Tool to generate machine learning models to detect port scans
Open Argus 3.0.8.2 (argus and clients)
Nmap 7.91
Python 3.8.10
pandas 1.2.4
numpy 1.20.3
Matplotlib 3.4.2
sklearn 0.24.2
There are other python dependencies not listed here, but they can be installed on the way.
This project needs several .argus files, i.e. network flow information files, stored in "./trainData/netflows" folder. These files must have authentical network flows and port scan network flows. You can generate those files using argus and argus clients to record network activity, or converting existing .pcap files to a netflow version (.argus). Refer to argus documentation on how to do that.
One condition to generete these files is to keep track of wich computers in the network are the attackers, and wich ones are innocents, i.e. we need their ips. Then variables.json file needs these ips in scannerIps and targetIps properties respectively. Aditionally it needs the password for sudo privileges when running the trainer.
variables.json
{
"argusConfig": "./netflowConfFiles",
"trainingData": "./trainData/netflows",
"demoData": "./demoData",
"scannerIps": ["scanner ip here", "scanner ip here"],
"targetIps": ["target ip here", "target ip here"] ,
"password": "password here"
}
Finnally running the train.py file will generate a bagging trained model with the following steps:
After dimensional reduction, the correlation matrix of remaining columns is displayed.

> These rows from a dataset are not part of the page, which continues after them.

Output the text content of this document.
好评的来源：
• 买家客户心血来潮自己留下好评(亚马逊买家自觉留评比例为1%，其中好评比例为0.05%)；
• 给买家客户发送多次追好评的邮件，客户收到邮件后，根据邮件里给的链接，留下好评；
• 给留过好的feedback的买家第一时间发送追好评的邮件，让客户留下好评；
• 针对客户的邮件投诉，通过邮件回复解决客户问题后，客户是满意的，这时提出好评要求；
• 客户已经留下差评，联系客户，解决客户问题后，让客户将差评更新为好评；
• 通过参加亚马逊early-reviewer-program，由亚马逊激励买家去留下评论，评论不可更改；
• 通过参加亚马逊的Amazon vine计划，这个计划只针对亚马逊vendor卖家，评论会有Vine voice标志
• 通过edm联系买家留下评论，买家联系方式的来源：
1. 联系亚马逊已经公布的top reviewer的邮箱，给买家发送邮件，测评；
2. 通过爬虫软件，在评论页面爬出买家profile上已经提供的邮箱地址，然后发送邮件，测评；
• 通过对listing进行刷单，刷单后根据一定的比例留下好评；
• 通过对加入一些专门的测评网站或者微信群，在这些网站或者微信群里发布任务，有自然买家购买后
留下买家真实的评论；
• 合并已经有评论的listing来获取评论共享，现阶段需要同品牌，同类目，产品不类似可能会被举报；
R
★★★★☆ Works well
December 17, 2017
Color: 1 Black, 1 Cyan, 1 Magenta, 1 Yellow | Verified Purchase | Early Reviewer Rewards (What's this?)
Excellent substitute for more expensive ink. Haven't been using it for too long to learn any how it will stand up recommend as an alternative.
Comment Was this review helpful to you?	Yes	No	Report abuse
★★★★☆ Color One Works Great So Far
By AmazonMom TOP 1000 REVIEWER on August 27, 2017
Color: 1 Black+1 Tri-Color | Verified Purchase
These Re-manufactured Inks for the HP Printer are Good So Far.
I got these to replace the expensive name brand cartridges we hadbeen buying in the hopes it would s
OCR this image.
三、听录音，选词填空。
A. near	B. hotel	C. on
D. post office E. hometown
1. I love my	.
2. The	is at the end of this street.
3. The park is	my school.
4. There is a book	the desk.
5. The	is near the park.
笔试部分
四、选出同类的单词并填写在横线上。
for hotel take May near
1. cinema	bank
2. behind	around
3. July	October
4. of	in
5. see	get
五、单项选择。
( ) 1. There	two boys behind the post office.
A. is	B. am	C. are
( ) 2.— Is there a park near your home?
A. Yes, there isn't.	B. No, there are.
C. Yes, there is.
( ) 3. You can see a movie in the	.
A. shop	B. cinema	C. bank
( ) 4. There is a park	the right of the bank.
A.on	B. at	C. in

At this point the dataframe is ready to be used in training. Once the training ends, two grapichs are displayed, the first decision tree of the bagged model And the confusion matrix Lastly a column relevance grapich is displayed The model is already created with name bag.pkl.To see the model in action use the demo.py file to view a real time netflow clasification. It will search for a model called bag.pkl and it will use argus in daemon mode to fetch the network traffic on the machine.